A few weeks ago, we reported that
Nintendo’s digital sales have risen to 11% of their total software sales. While second quarter digital sales were down slightly from the previous fiscal year, the third quarter has more than made up for the difference. When taking into account the last three quarters versus the same period in fiscal year 2014, digital sales have risen 17%, bringing this year’s sales to ¥21.1 billion. In fact, Q3 of the current fiscal year represents the greatest single quarter of sales since fiscal year 2013. The third quarter also almost doubled the amount of sales for the entire first half of the year. With results like these, it seems as though Nintendo will easily surpass last year’s numbers.
Nintendo’s audience for digital downloads has also shifted from last year. In the first three quarters of 2014, roughly 45% of downloads came from Japan, while 35% were from the Americas. However, in the same period in 2015, the Americas make up about half of all downloads, while Japan shrank to almost 30%. European downloads also slightly increased from last year. In part, this is likely due to the release of hit digital titles such as Rusty’s Real Deal Baseball which released early in fiscal year 2014 for Japan, possibly leading to elevated quantities of downloads for that segment. Likewise, the game did not come out until almost the end of the same fiscal year for North America, so any significant impact from the game would most likely be recorded in this year’s numbers.
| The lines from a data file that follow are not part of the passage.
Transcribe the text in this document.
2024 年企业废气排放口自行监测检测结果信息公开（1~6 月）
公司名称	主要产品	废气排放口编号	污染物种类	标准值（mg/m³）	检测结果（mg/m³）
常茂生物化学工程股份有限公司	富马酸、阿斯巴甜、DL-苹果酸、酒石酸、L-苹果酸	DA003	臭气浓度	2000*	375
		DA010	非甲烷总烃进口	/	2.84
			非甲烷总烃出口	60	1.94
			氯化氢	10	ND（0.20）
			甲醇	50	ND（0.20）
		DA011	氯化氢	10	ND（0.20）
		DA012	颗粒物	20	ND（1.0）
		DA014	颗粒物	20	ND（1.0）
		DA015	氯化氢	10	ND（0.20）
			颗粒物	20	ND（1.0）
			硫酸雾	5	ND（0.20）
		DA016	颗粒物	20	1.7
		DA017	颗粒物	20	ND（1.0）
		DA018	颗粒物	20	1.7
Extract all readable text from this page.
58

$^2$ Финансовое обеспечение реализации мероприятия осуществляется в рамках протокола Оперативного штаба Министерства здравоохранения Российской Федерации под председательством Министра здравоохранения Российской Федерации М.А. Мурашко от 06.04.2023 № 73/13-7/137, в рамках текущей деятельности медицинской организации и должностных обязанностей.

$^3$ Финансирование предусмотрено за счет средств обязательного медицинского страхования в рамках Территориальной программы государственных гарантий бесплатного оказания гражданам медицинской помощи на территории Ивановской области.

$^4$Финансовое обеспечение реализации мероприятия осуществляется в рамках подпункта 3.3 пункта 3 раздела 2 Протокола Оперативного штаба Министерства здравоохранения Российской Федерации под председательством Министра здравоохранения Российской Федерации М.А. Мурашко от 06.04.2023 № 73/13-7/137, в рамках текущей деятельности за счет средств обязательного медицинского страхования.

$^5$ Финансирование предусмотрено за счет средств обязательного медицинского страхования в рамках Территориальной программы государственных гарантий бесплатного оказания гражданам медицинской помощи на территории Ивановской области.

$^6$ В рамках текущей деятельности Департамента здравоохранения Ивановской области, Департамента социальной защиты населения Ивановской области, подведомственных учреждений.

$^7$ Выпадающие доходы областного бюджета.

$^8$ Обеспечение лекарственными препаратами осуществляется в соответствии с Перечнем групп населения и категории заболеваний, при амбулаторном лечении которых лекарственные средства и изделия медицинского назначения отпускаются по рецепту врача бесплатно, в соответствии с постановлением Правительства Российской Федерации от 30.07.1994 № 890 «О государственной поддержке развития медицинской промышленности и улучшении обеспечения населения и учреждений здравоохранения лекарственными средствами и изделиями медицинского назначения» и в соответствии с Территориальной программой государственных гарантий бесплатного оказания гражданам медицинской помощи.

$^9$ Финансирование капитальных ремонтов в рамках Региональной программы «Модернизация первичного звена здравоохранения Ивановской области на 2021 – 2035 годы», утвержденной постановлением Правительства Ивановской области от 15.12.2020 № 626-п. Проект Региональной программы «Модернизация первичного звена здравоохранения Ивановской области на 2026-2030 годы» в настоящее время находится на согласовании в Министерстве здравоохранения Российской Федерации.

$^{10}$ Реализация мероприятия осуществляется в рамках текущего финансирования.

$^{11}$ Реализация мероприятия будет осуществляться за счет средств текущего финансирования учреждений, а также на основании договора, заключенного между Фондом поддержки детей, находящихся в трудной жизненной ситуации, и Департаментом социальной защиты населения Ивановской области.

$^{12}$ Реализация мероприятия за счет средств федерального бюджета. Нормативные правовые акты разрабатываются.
Finally, Nintendo looked closer at first party sales within the Americas. From 2008 until 2011, downloads of first-party titles remained fairly constant at around 2-3% of total software sales. Since 2012, however, the percentage has risen dramatically increased. The change was strongest between 2013 and 2014, almost doubling in the span of just one year. Currently, digital sales of first-party games are sitting at around 13%, the highest they’ve ever been.
From introducing a unified account system for the eShop in 2013 to allowing users to pre-load games, Nintendo is doing what it can to better capture a growing market. These numbers seem to indicate that their efforts are paying off. Nintendo’s digital economy has never been better, and at the rate it’s going, it will continue to remain strong.